I agree with you, it's personally hard to tell.

For me I've noticed it getting nothing but better over the past couple months, but I've been working on my workflows and tooling.

For example, I used to use plan mode and would put everything in a single file and then ask it to implement it in a new session.

Switching to the 'superpowers' plugin with its own skills to brainstorm and write plans and execute plans with batches and tasks seems to have made a big improvement and help catch things I wouldn't have before. There's a "get shit done" plugin that's similar that I want to explore as well.

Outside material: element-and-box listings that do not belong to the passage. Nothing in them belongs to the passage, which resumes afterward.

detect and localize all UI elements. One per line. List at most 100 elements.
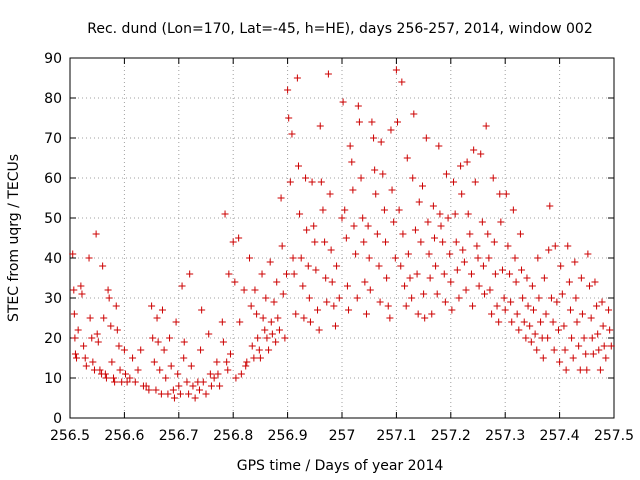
data-point: [370, 134, 378, 142]
data-point: [450, 178, 458, 186]
data-point: [315, 326, 323, 334]
data-point: [413, 270, 421, 278]
data-point: [306, 318, 314, 326]
data-point: [534, 254, 542, 262]
data-point: [471, 178, 479, 186]
data-point: [152, 386, 160, 394]
data-point: [206, 370, 214, 378]
data-point: [232, 374, 240, 382]
data-point: [93, 330, 101, 338]
data-point: [529, 306, 537, 314]
data-point: [101, 370, 109, 378]
data-point: [518, 266, 526, 274]
data-point: [167, 362, 175, 370]
data-point: [174, 370, 182, 378]
data-point: [359, 214, 367, 222]
data-point: [557, 262, 565, 270]
data-point: [226, 350, 234, 358]
data-point: [457, 162, 465, 170]
data-point: [512, 278, 520, 286]
data-point: [429, 202, 437, 210]
data-point: [490, 238, 498, 246]
data-point: [312, 266, 320, 274]
data-point: [542, 310, 550, 318]
data-point: [229, 238, 237, 246]
data-point: [606, 326, 614, 334]
data-point: [170, 394, 178, 402]
data-point: [391, 254, 399, 262]
data-point: [286, 178, 294, 186]
data-point: [508, 318, 516, 326]
data-point: [575, 342, 583, 350]
data-point: [263, 334, 271, 342]
data-point: [406, 274, 414, 282]
data-point: [353, 294, 361, 302]
data-point: [354, 102, 362, 110]
data-point: [357, 174, 365, 182]
data-point: [342, 234, 350, 242]
x-tick-label: 256.5: [50, 428, 90, 444]
data-point: [214, 370, 222, 378]
data-point: [466, 230, 474, 238]
data-point: [345, 306, 353, 314]
data-point: [355, 118, 363, 126]
data-point: [322, 274, 330, 282]
data-point: [339, 98, 347, 106]
data-point: [253, 310, 261, 318]
data-point: [283, 270, 291, 278]
data-point: [470, 146, 478, 154]
data-point: [199, 378, 207, 386]
data-point: [425, 250, 433, 258]
x-tick-label: 256.6: [104, 428, 144, 444]
data-point: [111, 378, 119, 386]
data-point: [372, 190, 380, 198]
data-point: [169, 386, 177, 394]
data-point: [333, 262, 341, 270]
data-point: [180, 338, 188, 346]
data-point: [433, 290, 441, 298]
data-point: [561, 346, 569, 354]
data-point: [327, 246, 335, 254]
data-point: [573, 318, 581, 326]
data-point: [352, 250, 360, 258]
data-point: [392, 66, 400, 74]
data-point: [149, 334, 157, 342]
data-point: [417, 238, 425, 246]
data-point: [596, 366, 604, 374]
data-point: [105, 294, 113, 302]
data-point: [572, 294, 580, 302]
data-point: [120, 346, 128, 354]
data-point: [316, 122, 324, 130]
data-point: [591, 278, 599, 286]
data-point: [113, 326, 121, 334]
data-point: [85, 254, 93, 262]
data-point: [600, 342, 608, 350]
data-point: [272, 338, 280, 346]
data-point: [511, 254, 519, 262]
y-axis-label: STEC from uqrg / TECUs: [6, 154, 22, 322]
data-point: [197, 346, 205, 354]
data-point: [493, 302, 501, 310]
data-point: [411, 226, 419, 234]
data-point: [564, 242, 572, 250]
data-point: [373, 230, 381, 238]
data-point: [185, 390, 193, 398]
data-point: [447, 278, 455, 286]
data-point: [242, 362, 250, 370]
data-point: [491, 270, 499, 278]
data-point: [246, 254, 254, 262]
data-point: [446, 250, 454, 258]
data-point: [236, 318, 244, 326]
data-point: [368, 118, 376, 126]
data-point: [304, 262, 312, 270]
data-point: [270, 298, 278, 306]
data-point: [540, 274, 548, 282]
data-point: [566, 306, 574, 314]
data-point: [231, 278, 239, 286]
data-point: [243, 358, 251, 366]
data-point: [485, 254, 493, 262]
data-point: [166, 334, 174, 342]
data-point: [70, 310, 78, 318]
y-tick-label: 0: [53, 411, 62, 427]
data-point: [216, 382, 224, 390]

The code output always looks good to me for the most part though and I've never thought that it's getting dumber anything, so I feel like a lot of the improvements I see are because of a skill issue on my part trying to use everything. Obviously it doesn't help there's a new way to do things every two weeks though.

turnsout 40 minutes ago | parent | prev [-]

Good-faith answer: I can't be certain. But I've been using CC since its release, and Cursor before that (and actually going all the way back to GPT3 to do codegen in the Playground). After getting used to the CC workflow, the way that I use it has been pretty consistent. To be specific, I use basically the same AGENTS.md with small modifications for each project, and I live almost exclusively in Plan mode and the best model (currently Opus 4.5).

My initial prompting is boilerplate at this point, and looks like this:

(Explain overall objective / problem without jumping to a solution)

(Provide all the detail / file references / past work I can think of)

(Ask it "what questions do you have for me before we build a plan?")

And then go back and forth until we have a plan.

Compared to my work with CC six months ago, it's just much more capable, able to solve more nuanced bugs, and less likely to generate spaghetti code.

billylo an hour ago | parent | prev | next [-]

That's why benchmarks are useful. We all suffer from the shortcomings of human perception.

gpm an hour ago | parent | next [-]

Benchmarks shortcomings are no worse... they inevitably measure something that is only close to the thing you actually care about, not the thing you actually care about. It's entirely plausible that this decreased benchmark score is because Anthropic's initial prompting of the model was overtuned to the benchmark and as they're gaining more experience with real world use they are changing the prompt to do better at that and consequentially worse at the benchmark.

billylo an hour ago | parent [-]

I wonder how best we can measure the usefulness of models going forward.

Thumbs up or down? (could be useful for trends) Usage growth from the same user over time? (as an approximation) Tone of user responses? (Don't do this... this is the wrong path... etc.)

turnsout 39 minutes ago | parent | prev [-]

Benchmarks measure what they measure. But your subjective experience also matters.

fragebogen an hour ago | parent | prev [-]

I was going to ask, are all other variables accounted for? Are we really comparing apples to apples here? Still worth doing obviously, as it serves a good e2e evaluations, just for curiosity's sake.